IMO you can get 70% of the value of high end proprietary models by just using something like Llama 8b, which is runnable on most commodity hardware. That should increase to something like 80% - 90% when using bigger open models such as the newly released "mistral small 3"

  • With o1 I had a hairy mathematical problem recently related to video transcoding. I explained my flawed reasoning to o1, and it was kind of funny in that it took roughly the same amount of time to figure out the flaw in my reasoning, but it did, and it also provided detailed reasoning with correct math to correct me. Something like Llama 8b would've been worse than useless. I ran the same prompt by ChatGPT and Gemini, and both gave me sycophantic confirmation of my flawed reasoning.

    > When you don't need correct output (such as when writing a blog post, there's no right/wrong answer), "best" can be subjective.

    This is like, everything that is wrong with the Internet in a single sentence. If you are writing a blog post, please write the best blog post you can, if you don't have a strong opinion on "best," don't write.

    • This isn’t he best comment I’ve seen on HN, you should delete it, or stop gatekeeping.

  • for coding insights / suggestions as you type, similar to copilot, i agree.

    for rapidly developing prototypes or working on side projects, i find llama 8b useless. it might take 5-6 iterations to generate something truly useful. compared to say 1-shot with claude sonnet 3.5 or open ai gpt-4o. that’s a lot less typing and time wasted.

I'm not sure Linux is the best comparison; it was specifically created to run on standard PC hardware. We have user access to AI models for little or no monetary cost, but they can be insanely expensive to run.

Maybe a better comparison would be weather simulations in the 90s? We had access to their outputs in the 90s but running the comparable calculations as a regular Joe might've actually been impossible without a huge bankroll.

  • Or 3D rendering, or even particularly intense graphic design-y stuff I think, right? In the 90’s… I mean, computers in the $1k-$2k range were pretty much entry level, right?

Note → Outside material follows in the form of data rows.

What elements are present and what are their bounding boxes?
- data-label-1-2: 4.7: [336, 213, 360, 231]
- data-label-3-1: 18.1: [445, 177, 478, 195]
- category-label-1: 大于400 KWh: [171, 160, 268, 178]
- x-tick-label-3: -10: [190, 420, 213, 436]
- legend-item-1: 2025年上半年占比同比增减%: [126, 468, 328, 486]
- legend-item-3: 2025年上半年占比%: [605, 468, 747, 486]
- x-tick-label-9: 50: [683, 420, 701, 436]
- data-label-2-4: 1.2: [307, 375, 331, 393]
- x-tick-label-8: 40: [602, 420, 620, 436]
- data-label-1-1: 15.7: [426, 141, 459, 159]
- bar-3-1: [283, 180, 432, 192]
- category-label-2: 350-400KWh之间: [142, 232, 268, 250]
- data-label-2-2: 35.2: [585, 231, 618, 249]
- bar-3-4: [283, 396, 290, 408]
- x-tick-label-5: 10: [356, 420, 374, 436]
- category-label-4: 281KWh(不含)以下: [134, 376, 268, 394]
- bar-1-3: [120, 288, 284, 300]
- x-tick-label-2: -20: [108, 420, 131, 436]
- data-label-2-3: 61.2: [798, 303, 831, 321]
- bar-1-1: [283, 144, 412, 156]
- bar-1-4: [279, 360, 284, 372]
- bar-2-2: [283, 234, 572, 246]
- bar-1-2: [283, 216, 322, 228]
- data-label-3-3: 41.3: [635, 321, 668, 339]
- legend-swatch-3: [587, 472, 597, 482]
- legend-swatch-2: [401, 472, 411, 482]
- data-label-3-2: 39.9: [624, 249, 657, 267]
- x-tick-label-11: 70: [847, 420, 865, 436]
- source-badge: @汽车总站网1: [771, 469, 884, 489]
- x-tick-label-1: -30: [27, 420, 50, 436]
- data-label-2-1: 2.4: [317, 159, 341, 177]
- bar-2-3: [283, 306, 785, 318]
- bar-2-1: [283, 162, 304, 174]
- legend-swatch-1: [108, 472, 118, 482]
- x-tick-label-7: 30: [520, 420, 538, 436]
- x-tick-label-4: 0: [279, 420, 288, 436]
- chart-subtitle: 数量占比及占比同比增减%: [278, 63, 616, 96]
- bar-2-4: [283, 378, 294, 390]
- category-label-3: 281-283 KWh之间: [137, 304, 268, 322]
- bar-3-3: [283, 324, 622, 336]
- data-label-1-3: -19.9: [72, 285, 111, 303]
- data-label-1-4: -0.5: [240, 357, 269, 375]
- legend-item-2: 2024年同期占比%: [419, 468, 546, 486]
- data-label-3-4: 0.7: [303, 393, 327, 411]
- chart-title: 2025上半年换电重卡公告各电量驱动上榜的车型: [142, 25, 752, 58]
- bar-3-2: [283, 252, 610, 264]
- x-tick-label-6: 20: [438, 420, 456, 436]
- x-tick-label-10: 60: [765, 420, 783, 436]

The early 90's and digital graphic production. Computer upgrades could make intensive alterations interactive. This was true of photoshop and excel. There were many bottle necks to speed. Upgrade a network of graphic machines from 10mbit networking to 100mbit did wonders for server based workflows.

well, if there was e.g. a model trained for coding - i.e. specialization as such, having models trained mostly for this or that - instead of everything incl. Shakespeare, the kitchen sink and the cockroaches biology under it, that would make those runable on much low level hardware. But there is only one, The-Big-Deal.. in many incarnations.

Read “masters of doom”, they go into quite some detail on how Carmack got himself a very expensive work station to develop Doom/Quake.

We finally enter an era where the demand for more memory is really needed. Small local ai models will be used for many things in the near future. Requiring lots of memory. Even phones will be in the need for terabytes of fast memory in the future.

In the 90's it was really expensive to run 3D Studio or POVray. It could take days to render a single image. Silicon Graphics workstations could do it faster but were out of the budget of non professionals.

Raytracing decent scenes was a big CPU hog in the 80s/90s for me. I'd have to leave single frames running overnight.

How were you running Docker in the 1990s?

  • > you basically always want to run the best model, but the price of the hardware is a bit ridiculous. In the 1990s, it was possible to run Linux on scrappy hardware. You could also always run other “building blocks” like Python, Docker, or C++ easily

    = "When you needed to run common «building blocks» (such as, in other times, «Python, Docker, or C++» - normal fundamental software you may have needed), even scrappy hardware would suffice in the '90s"

    As a matter of facts, people would upgrade foremostly for performance.

  • Heh. I caught that too, and was going to say "I totally remember running Docker on Slackware on my 386DX40. I had to upgrade to 8MB of RAM. Good times."